Despite some teachers not responding to her email, Segundo assumed classes would continue. “I’ll attend offered classes,” she declared, traveling from Orange. “Teachers on strike haven’t emailed specifics or assigned readings.”

Fresno State University’s food court wasn’t busy at midday. Karen Carrillo, the president of the Associated Students Inc., liked that three of her five instructors canceled classes this week.

Carrillo said learning happens beyond classrooms

Professors teach us to stand up for our beliefs and lead.

Sacramento State student, Michael Lee-Chang, said the campus looked deserted, receiving a picture of just an instructor and student in class. He added most students support the strike.

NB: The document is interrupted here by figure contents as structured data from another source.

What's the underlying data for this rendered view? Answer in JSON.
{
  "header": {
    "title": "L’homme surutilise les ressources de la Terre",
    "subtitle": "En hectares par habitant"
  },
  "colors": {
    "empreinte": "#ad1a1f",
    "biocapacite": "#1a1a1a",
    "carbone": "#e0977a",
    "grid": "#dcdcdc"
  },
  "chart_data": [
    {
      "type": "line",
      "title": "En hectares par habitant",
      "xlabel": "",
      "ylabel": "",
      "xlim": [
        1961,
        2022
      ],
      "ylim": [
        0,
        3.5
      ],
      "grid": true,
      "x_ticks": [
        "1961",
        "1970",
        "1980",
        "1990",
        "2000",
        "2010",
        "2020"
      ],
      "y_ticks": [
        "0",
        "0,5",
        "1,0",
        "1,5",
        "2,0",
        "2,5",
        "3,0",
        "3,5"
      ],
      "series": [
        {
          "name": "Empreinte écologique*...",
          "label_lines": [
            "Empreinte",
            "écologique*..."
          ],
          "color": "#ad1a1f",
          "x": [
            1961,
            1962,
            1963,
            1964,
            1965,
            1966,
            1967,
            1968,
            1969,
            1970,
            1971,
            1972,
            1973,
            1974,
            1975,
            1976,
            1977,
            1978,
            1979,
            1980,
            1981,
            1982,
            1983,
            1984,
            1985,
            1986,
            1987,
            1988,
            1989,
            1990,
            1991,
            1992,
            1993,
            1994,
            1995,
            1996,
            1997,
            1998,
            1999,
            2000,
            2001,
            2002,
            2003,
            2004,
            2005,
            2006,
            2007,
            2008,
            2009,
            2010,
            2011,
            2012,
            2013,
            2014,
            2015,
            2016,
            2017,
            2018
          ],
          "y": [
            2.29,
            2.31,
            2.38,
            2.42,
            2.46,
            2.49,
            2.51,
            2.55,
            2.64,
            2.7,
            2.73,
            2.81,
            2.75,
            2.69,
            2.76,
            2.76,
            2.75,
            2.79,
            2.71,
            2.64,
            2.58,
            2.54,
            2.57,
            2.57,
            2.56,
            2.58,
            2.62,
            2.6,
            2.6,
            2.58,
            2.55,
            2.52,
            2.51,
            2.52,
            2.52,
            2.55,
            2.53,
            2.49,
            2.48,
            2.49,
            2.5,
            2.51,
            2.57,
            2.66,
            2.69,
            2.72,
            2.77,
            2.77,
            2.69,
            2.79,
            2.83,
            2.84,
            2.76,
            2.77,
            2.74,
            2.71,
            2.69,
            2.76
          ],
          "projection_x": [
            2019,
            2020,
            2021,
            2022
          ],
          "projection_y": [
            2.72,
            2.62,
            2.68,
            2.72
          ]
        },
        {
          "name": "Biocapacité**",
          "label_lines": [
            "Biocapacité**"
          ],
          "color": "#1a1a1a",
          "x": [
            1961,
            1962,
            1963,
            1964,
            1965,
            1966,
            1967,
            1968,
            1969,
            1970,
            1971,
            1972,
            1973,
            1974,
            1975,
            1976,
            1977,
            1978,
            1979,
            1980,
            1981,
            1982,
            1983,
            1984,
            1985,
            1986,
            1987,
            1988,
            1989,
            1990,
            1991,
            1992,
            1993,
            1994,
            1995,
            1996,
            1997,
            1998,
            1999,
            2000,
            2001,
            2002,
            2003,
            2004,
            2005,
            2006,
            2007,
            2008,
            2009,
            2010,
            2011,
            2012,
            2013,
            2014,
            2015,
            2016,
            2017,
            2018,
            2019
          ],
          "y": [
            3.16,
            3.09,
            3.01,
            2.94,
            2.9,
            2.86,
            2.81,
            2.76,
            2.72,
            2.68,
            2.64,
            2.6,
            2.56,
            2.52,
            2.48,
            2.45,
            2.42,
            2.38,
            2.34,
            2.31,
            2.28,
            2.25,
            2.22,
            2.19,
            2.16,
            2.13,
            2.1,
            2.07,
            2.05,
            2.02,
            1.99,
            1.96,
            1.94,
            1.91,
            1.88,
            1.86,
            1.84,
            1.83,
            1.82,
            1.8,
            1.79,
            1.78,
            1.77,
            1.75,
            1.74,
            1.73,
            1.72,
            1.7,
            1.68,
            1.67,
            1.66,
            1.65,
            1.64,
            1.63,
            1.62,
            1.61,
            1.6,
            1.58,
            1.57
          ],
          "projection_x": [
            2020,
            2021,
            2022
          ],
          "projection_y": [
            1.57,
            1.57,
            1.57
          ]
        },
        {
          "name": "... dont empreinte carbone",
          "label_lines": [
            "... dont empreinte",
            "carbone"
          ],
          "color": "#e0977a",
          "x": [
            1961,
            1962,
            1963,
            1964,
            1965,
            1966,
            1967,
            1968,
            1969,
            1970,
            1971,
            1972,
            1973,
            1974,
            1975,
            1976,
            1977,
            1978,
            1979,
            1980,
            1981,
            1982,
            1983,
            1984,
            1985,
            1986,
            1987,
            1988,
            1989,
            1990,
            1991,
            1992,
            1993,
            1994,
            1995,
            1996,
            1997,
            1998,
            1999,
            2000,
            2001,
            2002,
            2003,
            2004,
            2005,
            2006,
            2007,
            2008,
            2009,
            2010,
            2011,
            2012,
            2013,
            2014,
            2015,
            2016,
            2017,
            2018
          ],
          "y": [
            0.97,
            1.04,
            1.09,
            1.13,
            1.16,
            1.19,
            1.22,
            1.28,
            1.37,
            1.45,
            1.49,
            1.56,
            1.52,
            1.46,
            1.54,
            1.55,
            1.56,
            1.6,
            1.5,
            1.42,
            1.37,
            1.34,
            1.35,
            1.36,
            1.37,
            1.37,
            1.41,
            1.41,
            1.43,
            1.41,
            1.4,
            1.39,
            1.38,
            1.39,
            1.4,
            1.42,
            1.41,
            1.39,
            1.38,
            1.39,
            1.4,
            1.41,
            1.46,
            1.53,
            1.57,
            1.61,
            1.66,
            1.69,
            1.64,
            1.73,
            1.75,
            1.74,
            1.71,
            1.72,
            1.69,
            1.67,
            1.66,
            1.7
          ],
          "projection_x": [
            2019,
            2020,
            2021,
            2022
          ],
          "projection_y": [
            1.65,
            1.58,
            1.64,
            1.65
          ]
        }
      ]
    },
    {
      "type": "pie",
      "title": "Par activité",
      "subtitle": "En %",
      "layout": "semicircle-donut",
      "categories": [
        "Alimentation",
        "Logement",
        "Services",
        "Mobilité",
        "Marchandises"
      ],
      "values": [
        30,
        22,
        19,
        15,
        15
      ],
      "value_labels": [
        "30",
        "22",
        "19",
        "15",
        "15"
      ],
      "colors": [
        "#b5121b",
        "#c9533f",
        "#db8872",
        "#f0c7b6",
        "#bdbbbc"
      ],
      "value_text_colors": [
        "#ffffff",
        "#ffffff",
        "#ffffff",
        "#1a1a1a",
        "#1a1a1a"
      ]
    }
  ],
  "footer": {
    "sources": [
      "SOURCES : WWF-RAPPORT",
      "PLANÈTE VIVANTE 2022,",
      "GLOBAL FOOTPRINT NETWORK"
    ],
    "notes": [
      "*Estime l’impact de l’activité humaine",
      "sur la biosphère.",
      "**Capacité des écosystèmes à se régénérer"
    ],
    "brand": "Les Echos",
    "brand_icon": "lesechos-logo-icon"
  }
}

Cal State officials distributed online forms asking students to report canceled classes, but many hesitated due to concerns about reporting on faculty they know and care about. Some used spam forms to report on made-up classes like “Evil 101.”

Despite the rain, Stevie Ruiz, a Chicana and Chicano studies professor at Cal State Northridge, voiced opposition while acknowledging that a significant fraction of Latino students,

who make up around 50% of the student body, stayed away from campus due to the weather. 

“The working class fights for this, in awe of the students’ overwhelming support, as they are impacted by our circumstances; they care about us, and we care about them.”